We also keep junk foods such as cookies, candy, processed and sugary chocolate, crisps, and soda out of our house. After recently chatting to a world leading expert on designing our environment for optimum health, (check out the podcast about making healthy eating effortless here), on the occasion that sweets do make their way into our home, I now store them in a cupboard in the laundry so that they aren’t temptingly easy to get to. However, even with all our efforts at home to educate and make healthy eating fun, I’d say my son still eats junk foods at least four days a week.
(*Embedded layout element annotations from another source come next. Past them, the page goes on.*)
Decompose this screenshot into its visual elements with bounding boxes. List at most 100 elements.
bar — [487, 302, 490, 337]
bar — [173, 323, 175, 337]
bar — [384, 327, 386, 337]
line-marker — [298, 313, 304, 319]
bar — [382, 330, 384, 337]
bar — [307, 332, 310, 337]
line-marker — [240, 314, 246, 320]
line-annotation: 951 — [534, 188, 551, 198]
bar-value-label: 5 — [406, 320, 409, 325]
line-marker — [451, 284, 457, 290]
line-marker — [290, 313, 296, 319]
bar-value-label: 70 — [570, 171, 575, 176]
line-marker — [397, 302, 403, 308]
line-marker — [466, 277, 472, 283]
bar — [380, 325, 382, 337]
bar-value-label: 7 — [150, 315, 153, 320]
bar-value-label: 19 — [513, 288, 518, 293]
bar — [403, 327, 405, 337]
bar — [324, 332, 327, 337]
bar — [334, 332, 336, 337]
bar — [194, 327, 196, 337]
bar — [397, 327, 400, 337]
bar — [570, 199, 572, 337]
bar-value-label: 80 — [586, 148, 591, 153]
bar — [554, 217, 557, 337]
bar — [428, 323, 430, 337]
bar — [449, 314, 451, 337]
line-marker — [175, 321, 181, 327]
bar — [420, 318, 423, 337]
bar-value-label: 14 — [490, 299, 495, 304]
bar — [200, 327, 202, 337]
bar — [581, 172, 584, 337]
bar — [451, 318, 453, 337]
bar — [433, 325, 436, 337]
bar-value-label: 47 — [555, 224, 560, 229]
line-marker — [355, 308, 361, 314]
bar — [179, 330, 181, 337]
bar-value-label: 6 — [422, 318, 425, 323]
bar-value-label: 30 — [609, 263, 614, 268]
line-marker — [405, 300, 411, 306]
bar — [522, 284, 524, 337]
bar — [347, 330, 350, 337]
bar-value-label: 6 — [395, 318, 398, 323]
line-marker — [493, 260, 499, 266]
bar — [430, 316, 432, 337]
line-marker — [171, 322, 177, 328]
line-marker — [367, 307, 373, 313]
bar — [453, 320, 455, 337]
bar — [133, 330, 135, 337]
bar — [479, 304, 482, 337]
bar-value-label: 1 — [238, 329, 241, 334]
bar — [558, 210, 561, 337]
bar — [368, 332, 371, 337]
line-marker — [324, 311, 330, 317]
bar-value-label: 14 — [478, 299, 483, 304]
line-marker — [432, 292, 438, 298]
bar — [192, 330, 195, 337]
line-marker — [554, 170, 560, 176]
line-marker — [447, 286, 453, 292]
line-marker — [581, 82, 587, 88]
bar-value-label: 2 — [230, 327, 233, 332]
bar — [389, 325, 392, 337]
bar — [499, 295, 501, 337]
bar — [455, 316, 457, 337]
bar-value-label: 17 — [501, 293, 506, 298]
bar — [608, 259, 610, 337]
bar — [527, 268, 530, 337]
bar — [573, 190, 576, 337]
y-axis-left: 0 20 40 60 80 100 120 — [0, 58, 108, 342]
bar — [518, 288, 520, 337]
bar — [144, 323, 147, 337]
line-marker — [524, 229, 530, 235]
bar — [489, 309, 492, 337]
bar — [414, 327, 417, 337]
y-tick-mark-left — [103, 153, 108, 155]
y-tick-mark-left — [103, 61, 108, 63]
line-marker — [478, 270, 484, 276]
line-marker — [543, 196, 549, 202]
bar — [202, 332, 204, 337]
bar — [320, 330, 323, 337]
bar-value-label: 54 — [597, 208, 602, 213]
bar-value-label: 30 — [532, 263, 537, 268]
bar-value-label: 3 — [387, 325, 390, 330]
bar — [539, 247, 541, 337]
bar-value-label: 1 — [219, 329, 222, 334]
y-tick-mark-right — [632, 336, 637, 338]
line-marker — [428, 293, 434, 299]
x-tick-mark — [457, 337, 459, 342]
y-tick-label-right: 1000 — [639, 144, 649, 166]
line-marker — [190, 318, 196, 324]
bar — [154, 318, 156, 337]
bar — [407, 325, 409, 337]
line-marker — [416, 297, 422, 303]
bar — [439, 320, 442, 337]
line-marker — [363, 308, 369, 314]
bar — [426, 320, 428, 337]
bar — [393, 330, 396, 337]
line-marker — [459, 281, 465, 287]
How can I compete with shiny packaging with fun cartoon characters and the electrifying taste of sugary snacks?

As I sat there watching my son eating the candy he’d been offered on the weekend (it was 3pm and the serving size was enormous), I knew that I was going to have a hard time getting him to eat his healthy dinner later that night. I felt like the world was against me and I felt like the grinch for wanting to say “no.”

I decided to canvas some of my fellow parents on Facebook to see what others are doing, and my favourite response came from my friends Sarah and Tim who say to their kids “I have no problem with you eating that, it’s your insides that will get rotten, not mine… no, no, please go ahead and eat it, but remember, when your insides rot, your outsides will too!”

And so, dear reader, I’d love to know your thoughts too. What more can I do to stand up for my son’s gut bugs?